Tragedy awaited Eric Fleming, who starred in “Rawhide,” one of the best television Western series, in part because it was almost always on the move. Fleming was not your typical actor. He had served with the Seabees in World War 2, and his experience prepared him for a job as a stagehand doing carpentry work at a movie studio in 1946.

He told me this story during a 1962 phone interview:

“I saw a young actor flop in an audition at the studio. I told the guys I worked with, ‘I can do better than that!’ One word led to another I was goaded into making a $100 bet on my acting ability. I lost the bet,” he said. “And I was miserable.”

He said it was the first time he had tried acting, but the experience, as humiliating as it was, gave him the itch to try again. “Besides, acting cost me that $100 and I made up my mind it was going to pay me back.”

He went to New York, took acting lessons, and landed parts in Broadway plays, including “No Time for Sergeants” and “Plaint and Fancy.”

Fleming then returned to Hollywood where his previous work experience proved just as important as his more recent acting jobs. His size (a rugged six-foot-three-inches) were a plus, too. And he was offered the job as trail boss Gil Favor on “Rawhide.” Fleming’s famous cry of “Head ‘em up, move ‘em out” was heard for the first time on January 9, 1959.

“I’m convinced that Western stars are picked more for their stamina than their acting ability,” he said. “I’ve lost four teeth, have had 20 stitches for different kinds of cuts, have had several sprained wrists, ankles and ribs, and I’ve been pierced with cactus more times than I’d like to remember.”

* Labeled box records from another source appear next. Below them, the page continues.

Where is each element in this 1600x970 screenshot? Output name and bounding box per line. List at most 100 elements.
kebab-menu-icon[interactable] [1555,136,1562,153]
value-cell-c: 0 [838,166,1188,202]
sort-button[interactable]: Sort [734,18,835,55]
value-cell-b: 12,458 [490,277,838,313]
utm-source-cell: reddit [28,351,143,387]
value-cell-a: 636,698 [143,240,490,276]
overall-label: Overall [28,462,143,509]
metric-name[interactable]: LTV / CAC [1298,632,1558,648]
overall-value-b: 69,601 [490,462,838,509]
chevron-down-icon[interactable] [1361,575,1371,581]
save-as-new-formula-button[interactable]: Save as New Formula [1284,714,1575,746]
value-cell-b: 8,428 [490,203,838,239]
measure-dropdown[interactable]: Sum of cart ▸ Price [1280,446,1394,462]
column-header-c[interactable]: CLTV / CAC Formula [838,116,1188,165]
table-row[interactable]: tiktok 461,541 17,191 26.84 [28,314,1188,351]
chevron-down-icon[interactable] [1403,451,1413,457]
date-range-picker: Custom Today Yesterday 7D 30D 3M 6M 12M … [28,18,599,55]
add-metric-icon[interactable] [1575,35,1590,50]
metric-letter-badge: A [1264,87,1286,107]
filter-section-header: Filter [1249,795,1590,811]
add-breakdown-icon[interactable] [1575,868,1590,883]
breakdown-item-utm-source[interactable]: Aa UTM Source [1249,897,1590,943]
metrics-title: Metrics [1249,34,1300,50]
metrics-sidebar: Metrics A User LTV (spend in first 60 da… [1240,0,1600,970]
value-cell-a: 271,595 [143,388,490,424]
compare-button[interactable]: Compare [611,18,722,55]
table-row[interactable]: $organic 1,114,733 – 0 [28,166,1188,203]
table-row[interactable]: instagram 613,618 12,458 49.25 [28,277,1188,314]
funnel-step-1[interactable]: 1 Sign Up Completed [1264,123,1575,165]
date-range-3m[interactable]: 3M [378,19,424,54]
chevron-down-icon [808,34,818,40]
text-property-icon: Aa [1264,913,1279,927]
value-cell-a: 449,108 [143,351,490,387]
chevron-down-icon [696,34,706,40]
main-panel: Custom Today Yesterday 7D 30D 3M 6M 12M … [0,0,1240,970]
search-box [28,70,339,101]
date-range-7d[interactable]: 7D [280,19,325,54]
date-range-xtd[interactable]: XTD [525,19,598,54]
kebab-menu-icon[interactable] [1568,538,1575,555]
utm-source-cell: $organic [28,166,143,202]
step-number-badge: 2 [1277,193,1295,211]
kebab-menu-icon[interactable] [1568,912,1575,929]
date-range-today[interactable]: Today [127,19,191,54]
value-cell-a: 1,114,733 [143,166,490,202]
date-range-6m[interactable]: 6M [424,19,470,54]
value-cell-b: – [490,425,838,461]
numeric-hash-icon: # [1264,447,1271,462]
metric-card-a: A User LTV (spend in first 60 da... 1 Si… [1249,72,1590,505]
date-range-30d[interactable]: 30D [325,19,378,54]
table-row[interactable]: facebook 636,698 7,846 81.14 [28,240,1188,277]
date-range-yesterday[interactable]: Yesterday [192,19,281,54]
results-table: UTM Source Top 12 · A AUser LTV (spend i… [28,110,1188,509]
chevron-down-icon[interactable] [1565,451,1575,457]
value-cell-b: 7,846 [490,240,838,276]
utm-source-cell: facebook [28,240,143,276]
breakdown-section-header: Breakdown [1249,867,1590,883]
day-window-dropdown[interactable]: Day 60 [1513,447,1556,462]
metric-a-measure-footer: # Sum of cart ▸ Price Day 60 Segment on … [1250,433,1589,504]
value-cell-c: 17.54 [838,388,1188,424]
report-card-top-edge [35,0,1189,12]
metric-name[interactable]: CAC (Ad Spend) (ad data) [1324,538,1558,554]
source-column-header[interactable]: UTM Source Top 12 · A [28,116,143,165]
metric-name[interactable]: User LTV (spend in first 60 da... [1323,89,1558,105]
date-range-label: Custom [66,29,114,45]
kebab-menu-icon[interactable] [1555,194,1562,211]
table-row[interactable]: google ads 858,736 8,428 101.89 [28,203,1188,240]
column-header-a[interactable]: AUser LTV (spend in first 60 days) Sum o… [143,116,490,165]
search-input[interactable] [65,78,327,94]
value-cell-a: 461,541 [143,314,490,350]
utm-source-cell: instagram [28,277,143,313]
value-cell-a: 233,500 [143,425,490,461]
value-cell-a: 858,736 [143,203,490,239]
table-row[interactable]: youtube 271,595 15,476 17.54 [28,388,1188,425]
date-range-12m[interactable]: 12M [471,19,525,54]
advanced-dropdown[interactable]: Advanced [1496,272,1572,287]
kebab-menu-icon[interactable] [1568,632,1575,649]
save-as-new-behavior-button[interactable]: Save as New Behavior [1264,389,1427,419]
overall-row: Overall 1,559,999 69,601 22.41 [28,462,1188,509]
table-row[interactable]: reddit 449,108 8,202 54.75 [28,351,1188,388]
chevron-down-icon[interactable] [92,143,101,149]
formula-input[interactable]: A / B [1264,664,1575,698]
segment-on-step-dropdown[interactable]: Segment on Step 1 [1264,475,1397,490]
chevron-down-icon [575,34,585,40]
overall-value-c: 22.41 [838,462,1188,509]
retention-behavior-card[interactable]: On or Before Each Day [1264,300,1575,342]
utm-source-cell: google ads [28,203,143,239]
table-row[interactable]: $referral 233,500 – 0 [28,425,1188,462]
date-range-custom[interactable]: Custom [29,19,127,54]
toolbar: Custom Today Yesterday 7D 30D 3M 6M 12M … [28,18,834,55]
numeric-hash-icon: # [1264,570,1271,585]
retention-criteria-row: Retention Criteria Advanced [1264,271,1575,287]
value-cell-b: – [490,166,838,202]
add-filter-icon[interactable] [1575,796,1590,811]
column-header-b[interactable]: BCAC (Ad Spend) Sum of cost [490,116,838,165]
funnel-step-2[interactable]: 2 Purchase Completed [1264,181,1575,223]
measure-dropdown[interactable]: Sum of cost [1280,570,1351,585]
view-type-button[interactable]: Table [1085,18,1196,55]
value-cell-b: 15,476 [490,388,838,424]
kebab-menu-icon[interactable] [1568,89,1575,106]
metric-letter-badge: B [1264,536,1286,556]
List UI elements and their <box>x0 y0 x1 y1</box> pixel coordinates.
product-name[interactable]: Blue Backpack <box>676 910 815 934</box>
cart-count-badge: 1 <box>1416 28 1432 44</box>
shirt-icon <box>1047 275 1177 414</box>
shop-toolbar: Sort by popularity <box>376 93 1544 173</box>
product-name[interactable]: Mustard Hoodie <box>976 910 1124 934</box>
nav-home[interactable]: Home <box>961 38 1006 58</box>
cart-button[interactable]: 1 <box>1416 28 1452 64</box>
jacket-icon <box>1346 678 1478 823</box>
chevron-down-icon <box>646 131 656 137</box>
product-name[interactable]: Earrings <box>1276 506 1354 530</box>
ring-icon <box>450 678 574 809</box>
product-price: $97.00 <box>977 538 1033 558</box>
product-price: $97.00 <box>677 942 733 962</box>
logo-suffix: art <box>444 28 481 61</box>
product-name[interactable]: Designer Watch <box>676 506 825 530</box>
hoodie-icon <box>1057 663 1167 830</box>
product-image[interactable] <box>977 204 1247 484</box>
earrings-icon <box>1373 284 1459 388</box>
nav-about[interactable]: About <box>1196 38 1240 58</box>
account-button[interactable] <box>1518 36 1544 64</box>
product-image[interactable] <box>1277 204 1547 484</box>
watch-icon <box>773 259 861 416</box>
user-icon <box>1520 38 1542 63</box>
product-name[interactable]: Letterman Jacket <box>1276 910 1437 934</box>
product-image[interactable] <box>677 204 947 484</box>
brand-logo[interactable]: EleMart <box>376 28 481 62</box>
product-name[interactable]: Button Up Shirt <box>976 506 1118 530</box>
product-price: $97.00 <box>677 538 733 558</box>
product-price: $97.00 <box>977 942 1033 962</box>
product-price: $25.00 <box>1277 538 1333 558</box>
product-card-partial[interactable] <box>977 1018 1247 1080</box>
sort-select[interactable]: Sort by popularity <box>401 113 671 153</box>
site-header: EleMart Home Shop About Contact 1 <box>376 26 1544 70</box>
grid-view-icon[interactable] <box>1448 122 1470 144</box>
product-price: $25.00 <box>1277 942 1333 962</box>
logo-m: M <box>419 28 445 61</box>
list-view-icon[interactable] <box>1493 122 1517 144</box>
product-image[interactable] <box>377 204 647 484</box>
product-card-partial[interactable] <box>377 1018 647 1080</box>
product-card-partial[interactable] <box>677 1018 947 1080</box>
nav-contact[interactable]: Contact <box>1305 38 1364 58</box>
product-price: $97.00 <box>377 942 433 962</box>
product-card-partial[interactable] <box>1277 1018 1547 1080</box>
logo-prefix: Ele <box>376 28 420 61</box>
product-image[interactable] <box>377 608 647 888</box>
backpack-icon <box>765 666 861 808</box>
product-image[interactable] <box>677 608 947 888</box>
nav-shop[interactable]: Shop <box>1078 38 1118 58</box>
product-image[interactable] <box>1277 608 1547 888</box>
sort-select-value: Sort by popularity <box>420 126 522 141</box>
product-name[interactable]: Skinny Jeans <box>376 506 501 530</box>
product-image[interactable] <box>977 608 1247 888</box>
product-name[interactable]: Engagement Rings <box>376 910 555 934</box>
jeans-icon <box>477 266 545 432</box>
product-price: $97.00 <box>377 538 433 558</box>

His worst accident, however, occurred during the war while he was in the Pacific with the Seabees. A 200-pound block of steel fell from a hoist and hit him. It took 40 stitches and a battery of plastic surgeons to give Fleming a new face marked only by a few spidery scars.

“My new face is entirely different from my old one,” Fleming said, “but I prefer the new one.”

After “Rawhide” completed its seven-year run in 1965, Fleming made three appearances on “Bonanza” and also played a spy in the Doris Day movie, “The Glass Bottom Boat.” Tragically, it was while filming his next project, “High Jungle,” in Peru that Fleming was drowned after his canoe overturned in the Huallaga River during filming. He was only 41.

Meanwhile, his young co-star, a virtual unknown when "Rawhide" began in 1959, was on his way to becoming one of Hollywood's biggest stars, and later one of its most successful directors. From the start, Clint Eastwood attracted attention as ramrod Rowdy Yates. He continued to pop up in guests appearances on Warner Brothers' TV shows, including "Maverick."

In 1964, while "Rawhide" was still on the air, Eastwood had his big movie break, thanks to the unexpected success of the Sergio Leone Western, "Fistful of Dollars."

Eastwood played out the streak on "Rawhide," and when the show ended in December, 1965, he had appeared in all 216 episodes, an honor he shared with Paul Brinegar, who played Wishbone, the cook. Fleming was not in the show during its 13-episode final season in which Rowdy Yates took over as trail boss.